As I wrote earlier, design’s decisive turn away from old business to the new startup model may be one of those rare inflection points that determines historic trajectories. It comes at a moment when there is enormous dissatisfaction across political ideologies with the crony capitalism of large corporations and a surge of support for new business entrepreneurs.
But if design is to play a significant role in transforming the startup process by bringing the power of design to entrepreneurialism, it must begin to add new concepts and competencies to its panoply of existing strengths. In my Parsons class "Steve Jobs and Alexander McQueen: Design as Social Movement," which I co-teach with an extraordinary professor, Ben Lee, we’re digging deep into sociology, anthropology, and linguistics to find new sources of understanding. Here’s a short reading list of what we’re discussing every week. It’s just a beginning. Suggestions are warmly welcomed.
Let’s start with charisma and calling. Entrepreneurs are secular prophets (indeed, they are the "prophets of profits"). They embody their audience, they don’t study them. They form an organic, emotional relationship that is based on the prophet continuously performing for their audience in a way that gives their lives meaning—and the audience returning adulation as a following, not a consumer base. So the must-read book is Max Weber’s The Protestant Ethic and the Spirit of Capitalism. Startup capitalism is very different from the big-business capitalism. We need to go back to what Weber was analyzing about early capitalism to understand today’s situation. But Weber can be a bit heavy, so I would go right into the chapter on "The Sociology of Charismatic Authority."
We also need to know a lot more about what is truly meaningful to people. Right now, ethnography is the basic methodology and gives us a good slice of knowledge when done right. But ethnography is too shallow for what we now need. We need to go much deeper into the historic context and wider into the lateral connections of people in society. One key article is "Deep Play, Notes on the Balinese Cock Fight," by Clifford Geertz. If you want to understand what it means to really understand a culture, this wonderful essay shows you how. Then there is the incredible book All Things Shining: Reading The Western Classics to Find Meaning in a Secular Age, by Hubert Dreyfus and Sean Dorrance Kelly. It takes us into the different worlds of shared meaning. In Praise of Shadows, by Jun’ichiro Tanizaki, explains the context of meaning and how it changes with space and time. And Caroline Evans’s book about Alexander McQueen, Fashion at the Edge: Spectacle, Modernity and Deathliness is a brilliant analysis of McQueen’s embodiment of a part of society we prefer to keep secret.
If we are to examine entrepreneurs, we need to reexamine the concept of "flow" and peak experience. The relationship of craft to creativity is especially important. David Foster Wallace’s classic New York Times (August 20, 2006) analysis of Roger Federer’s "impossible" tennis play is the place to start.

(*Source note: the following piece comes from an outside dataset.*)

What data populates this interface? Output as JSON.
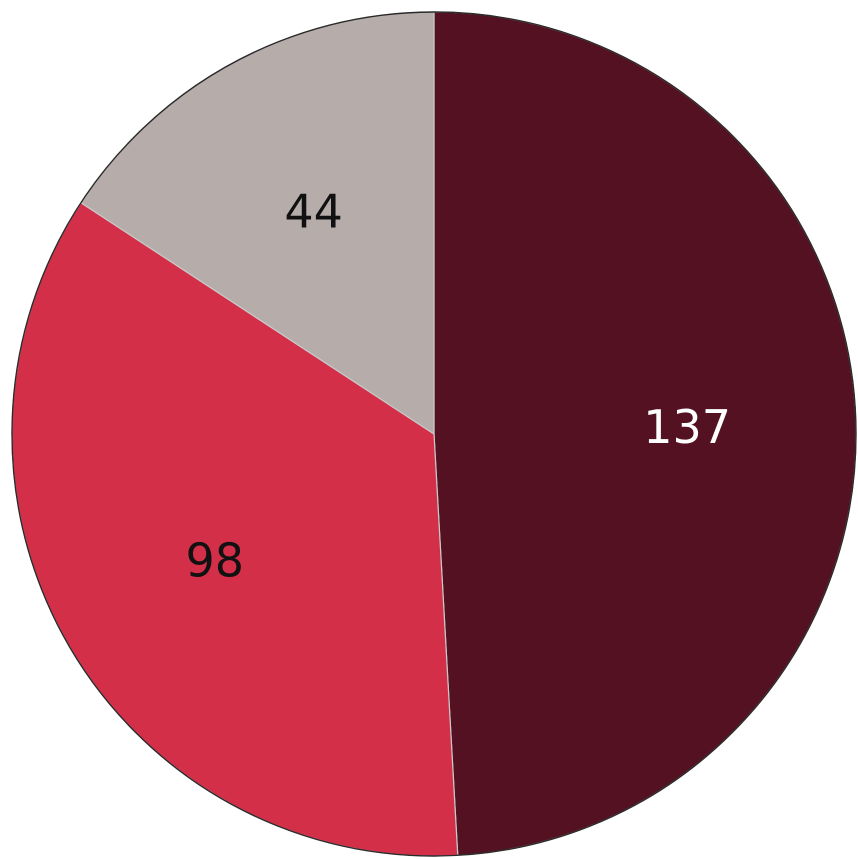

Framing is perhaps the single-most important "new" competence we need to understand. One key to entrepreneurs’ success is in how they frame existing things differently. We usually call this "connecting the dots," but there is a far deeper concept here with a rich literature. An easy place to start is with George Lakoff’s work on framing. His Political Mind: Why You Can’t Understand 21st-Century American Politics with an 18th-Century Mind is wonderful. For a deeper analysis, go back to the original— Erving Goffman’s ]Frame Analysis: An Essay on the Organization of Experience.
We need to know more about play and gaming as well. Johan Huizinga’s Homo Ludens (Man the Player) is the place to begin learning about "magic circles" of play and creativity. To know about complex systems of play, you need to read Katie Salen’s Rules of Play. Gamification is now a major force for iteration and creativity.
Design thinking took design into the realm of abstract ideas, strategic direction, and incremental innovation. That took place in the interaction between design/innovation consultancies and big corporations. We are now moving forward into the realm of radical transformation and disruptive innovation, driven by young creatives and new capitalists. We need to know how that worked in the past to get it to work in the present.